MGK bir anayasal kurumdur. MGK'nın toplanması lazım. MGK toplansaydı oradaki bürokratlar ve siyasiler bütün gerçekleri öğrenebilirler miydi? Öğrenebilirlerdi. Nasıl konuşmaları konusunda bir kanaat sahibi olabilirlerdi. Sen oraya parti sözcüsünü çağırmışsın grup başkanını çağırmışsın genel başkanvekilini çağırmışsın ne kadar işe yaramaz adam var çakırmışsın devletin kurmaylarını da toplamışsın oraya sonra milli güvenlik zirvesi diyorsun. Ne güvenlik zirvesi ya! Devleti yönetmekten aciz olanlar güvenlik zirvesi mi toplar! Devlet geleneği ve devlet aklı olmayana teslim edilen bir Türkiye var ve zikzaklar çizen bir Türkiye var.
"Diğer konulara girmiyorum. Evet tarafsız kalmamız lazım, bu işin içine bodozlama girmememiz lazım. Ağzımızdan çıkan sözü dış politikada ölçerek tartarak konuşmamız lazım. Bunlar dış politikayı da dış politika malzemesi haline getirdiler. Aslansın kaplansın! Büyük büyük laflar ediyorsun gidiyorsun orada çekimser oy kullanın diyorsun. Niye? Rusya'yı kızdırmayalım diye. Devleti yönetemiyorlar işin Türkçesi. Yazıktır günahtır. Yüz yıllık bir devlet geleneğimizi çürüttüler mahvettiler.
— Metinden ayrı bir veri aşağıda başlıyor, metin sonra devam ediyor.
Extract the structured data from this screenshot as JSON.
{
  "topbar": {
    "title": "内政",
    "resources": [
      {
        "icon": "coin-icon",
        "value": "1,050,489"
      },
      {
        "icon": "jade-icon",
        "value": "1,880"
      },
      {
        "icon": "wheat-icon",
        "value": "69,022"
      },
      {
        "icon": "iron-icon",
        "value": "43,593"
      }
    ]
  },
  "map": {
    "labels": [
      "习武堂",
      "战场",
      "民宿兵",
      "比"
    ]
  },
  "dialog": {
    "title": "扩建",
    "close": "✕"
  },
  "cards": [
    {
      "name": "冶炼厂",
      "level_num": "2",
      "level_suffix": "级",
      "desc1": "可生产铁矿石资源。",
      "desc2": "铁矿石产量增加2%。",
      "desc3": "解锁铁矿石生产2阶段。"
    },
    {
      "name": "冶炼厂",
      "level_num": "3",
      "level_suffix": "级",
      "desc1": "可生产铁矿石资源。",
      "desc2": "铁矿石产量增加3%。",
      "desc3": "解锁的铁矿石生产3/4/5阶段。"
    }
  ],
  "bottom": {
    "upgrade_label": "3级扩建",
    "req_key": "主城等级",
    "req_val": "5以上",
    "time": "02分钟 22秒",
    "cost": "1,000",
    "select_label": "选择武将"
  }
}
"Dünyada bizim dışımızda elektriğe yüzde 127 oranında zam yapan hiçbir ülke görmedim. Sanıyorlar ki bu millet dünyayı bilmiyor. Ya herkesin elinde cep telefonu var kardeşim. Sen o telefon ile Güney Amerika'da ne olduğunu dakikalar içinde öğreniyorsun. Hâlâ geride kalmışlar. Ya dünya orta Çağ'ı geçti, 21. yüzyıldayız artık! Zam için tekrar toplandılar. Erdoğan söylediğini geri aldı ve dedi ki tarifeleri indireceğiz. Yüzde 18 olan KDV'yi yüzde 8'e indirdiler. Yani Yüzde 127 zam yaptılar onu yüzde 100'e indirdiler. Böylece vatandaş memnuniyetini ifade edecek! Ama bir şey daha yaptı. Zam gelmeden önce çıkıp kamuoyuna açıklama yapmıştım. 4 kişilik bir ailenin ortalama elektrik tüketimi 230 kw, oraya zam yapmayın. Sözümüzü dinlemedi. 210 kw saate kadar olana bir ayrıcalık tanıdı. Dün akşam şimdi 230 dese Kılıçdaroğlu'nun dediği oluyor, en iyisi 240 yapayım da şundan kurtulayım dedi. Bizim sosyal tarifemizi kabul etti. Bu ne demektir? Bizi devleti ondan daha iyi tanıyoruz.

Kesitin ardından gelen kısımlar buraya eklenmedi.